A root certificate authority (root CA) is a trusted CA that is entitled to verify the identity of a person and signs the certificate that is distributed to a user. Your trusted root certificate authority needs to be handled delicately, because if it’s compromised, then all the trust in your PKI fails. These trusted root certificates are not issuing your end user’s digital certificates directly, but instead issuing intermediate CAs that subsequently issue the client certificates. Since Root CAs are sensitive, they are almost always stored in a very secure manner, away from the public internet.

Intermediate Certificate Authority

An intermediate certificate authority (intermediate CA) is also a trusted CA and is used as a chain between the root CA and the client certificate that the user enrolls for. Since the root CA has signed and trusts the intermediate CA, certificates that are generated from the intermediate CA are trusted as if they were signed by the root CA. As a best practice, always issue certificates from an intermediate CA.

Certificate Templates

Certificate templates are used to determine how a certificate is structured and what it will be used for. For Public Key Infrastructures like Active Directory Certificate Services (AD CS), Certificate Templates are enormously important and dictate much of the permissions required for receiving a certificate and what it will be used for. Exploiting a misconfigured certificate template in AD CS is one of the most common compromises.

Below is an example of a Default Certificate Template in the SecureW2 PKI. You can see things like Validity Period, Signature Algorithm, Extended Key Usage (EKU, or what the certificate will be used for), and much more!

Certificate Lifecycle Management

A certificate management system is a very important part of a PKI. Lifecycle management encompasses all phases of the certificate lifecycle, which can be broken down into the following phases.

1. Certificate Enrollment – An entity submits a request for a certificate to the certificate authority. An entity can be a person, a device, or even just a few lines of code.
2. Certificate Issuance – The CA needs to validate the identity of the applicant, which is typically done through credentials or by trusting another CA that has already validated the applicant.
3. Certificate Validation – During authentication, the RADIUS server validates the certificate against its trust store and checks revocation status using CRL or OCSP to confirm that the certificate is still valid and hasn’t expired or been revoked.
4. Certificate Revocation – Certificates contain an expiration date that’s specified when they are first issued. When that date is reached, the certificate will automatically be considered invalid for any authentication attempt.
5. Certificate Renewal – Instead of automatically being shunted to a CRL, some CAs have settings that renew certificates upon expiration date, though typically they re-verify identity. At this time, you can choose whether or not to generate a new key pair – effectively making it a totally new certificate.
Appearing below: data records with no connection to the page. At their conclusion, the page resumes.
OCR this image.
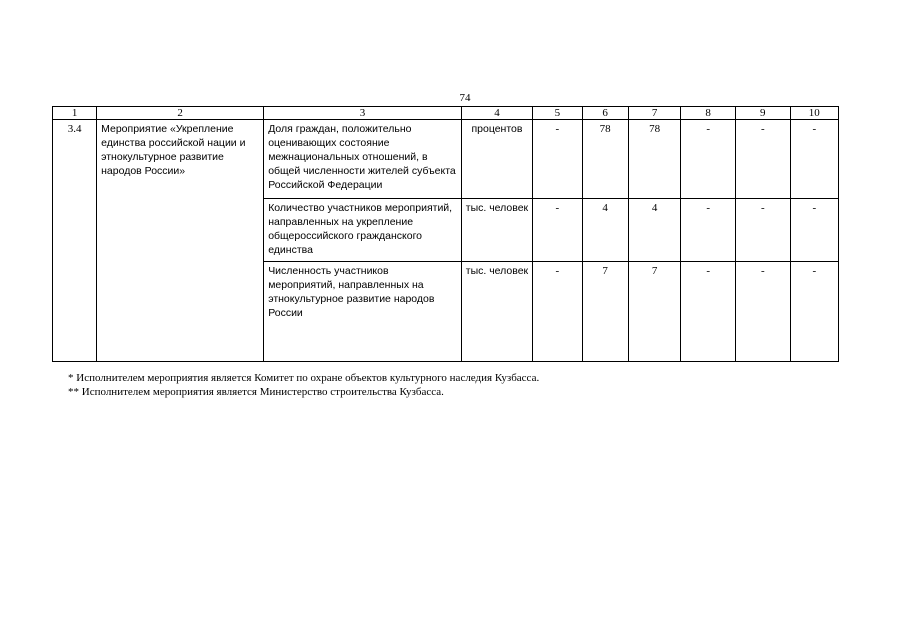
74
1	2	3	4	5	6	7	8	9	10
3.4	Мероприятие «Укрепление единства российской нации и этнокультурное развитие народов России»	Доля граждан, положительно оценивающих состояние межнациональных отношений, в общей численности жителей субъекта Российской Федерации	процентов	-	78	78	-	-	-
		Количество участников мероприятий, направленных на укрепление общероссийского гражданского единства	тыс. человек	-	4	4	-	-	-
		Численность участников мероприятий, направленных на этнокультурное развитие народов России	тыс. человек	-	7	7	-	-	-
* Исполнителем мероприятия является Комитет по охране объектов культурного наследия Кузбасса.
** Исполнителем мероприятия является Министерство строительства Кузбасса.
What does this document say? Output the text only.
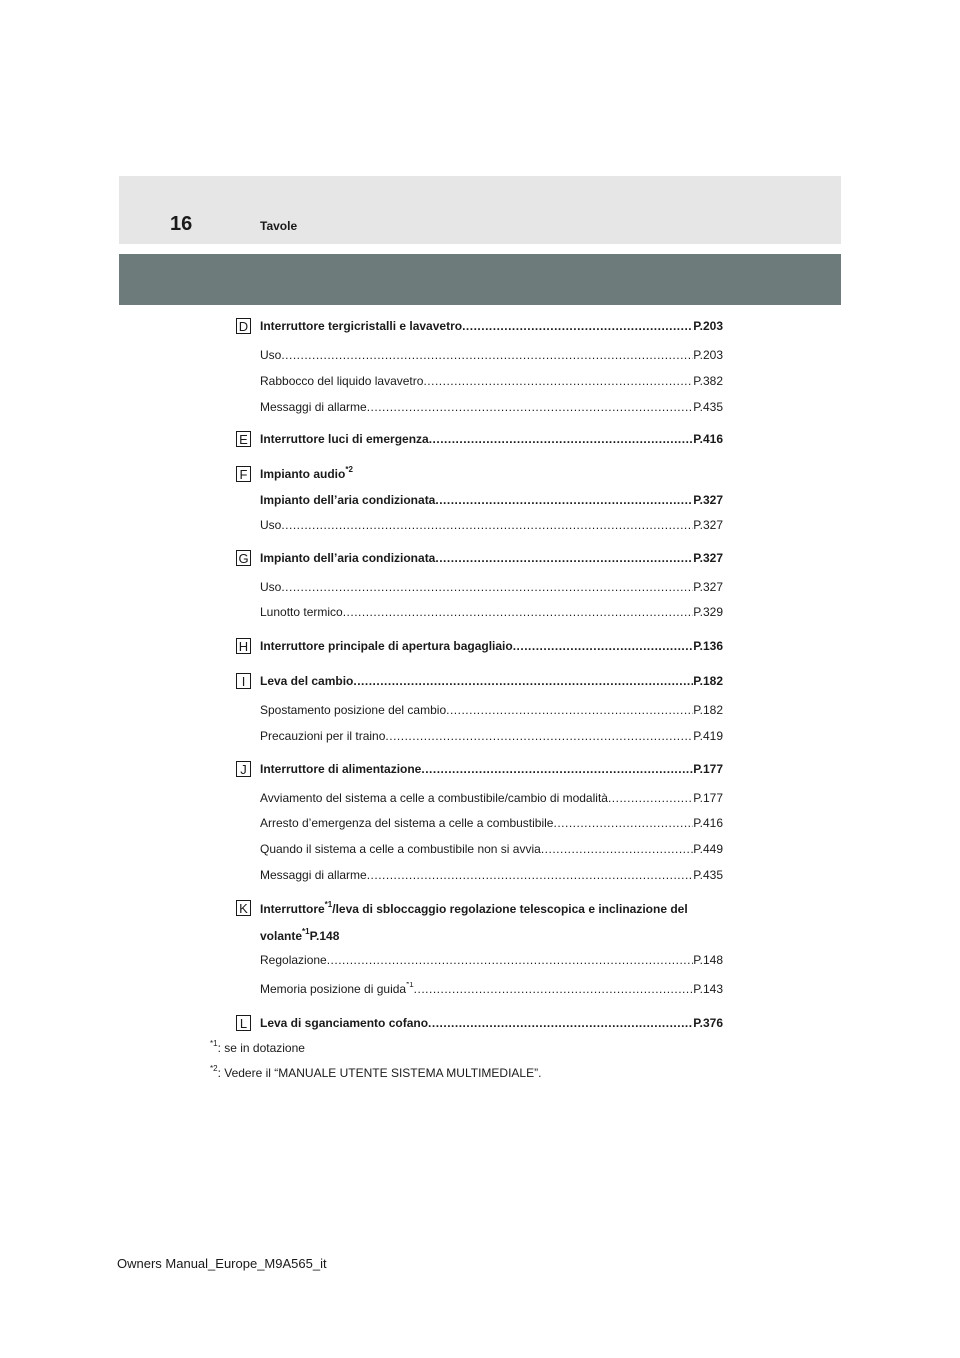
16	Tavole
D Interruttore tergicristalli e lavavetro .....	P.203
Uso .....	P.203
Rabbocco del liquido lavavetro .....	P.382
Messaggi di allarme .....	P.435
E Interruttore luci di emergenza .....	P.416
F Impianto audio$^{*2}$
Impianto dell’aria condizionata .....	P.327
Uso .....	P.327
G Impianto dell’aria condizionata .....	P.327
Uso .....	P.327
Lunotto termico .....	P.329
H Interruttore principale di apertura bagagliaio .....	P.136
I	Leva del cambio .....	P.182
Spostamento posizione del cambio .....	P.182
Precauzioni per il traino .....	P.419
J	Interruttore di alimentazione .....	P.177
Avviamento del sistema a celle a combustibile/cambio di modalità .....	P.177
Arresto d’emergenza del sistema a celle a combustibile .....	P.416
Quando il sistema a celle a combustibile non si avvia .....	P.449
Messaggi di allarme .....	P.435
K Interruttore$^{*1}$/leva di sbloccaggio regolazione telescopica e inclinazione del
volante$^{*1}$P.148
Regolazione .....	P.148
Memoria posizione di guida$^{*1}$ .....	P.143
L	Leva di sganciamento cofano .....	P.376
$^{*1}$: se in dotazione
$^{*2}$: Vedere il “MANUALE UTENTE SISTEMA MULTIMEDIALE”.
Owners Manual_Europe_M9A565_it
Effectively managing certificates can be simple if you have a proper automation tool, a well-secured certificate database, and methods of synchronization between your certificate database and your Identity Providers. A common way organizations automate certificate management is using the Intune CA Partner API, which is implemented with the SecureW2 PKI.

Certificate Policies

This enables organizations to create automated certificate policies. For example, a policy could revoke certificates when Intune says a device is not compliant or issue a certificate that is given lower levels of authorization.

Certificate Policies in general should be aligned closely with existing policies in your Identity Provider or MDM. This is what makes APIs like the Intune CA Partner API so great, because it’s just an extension of all the policies that exist in Intune.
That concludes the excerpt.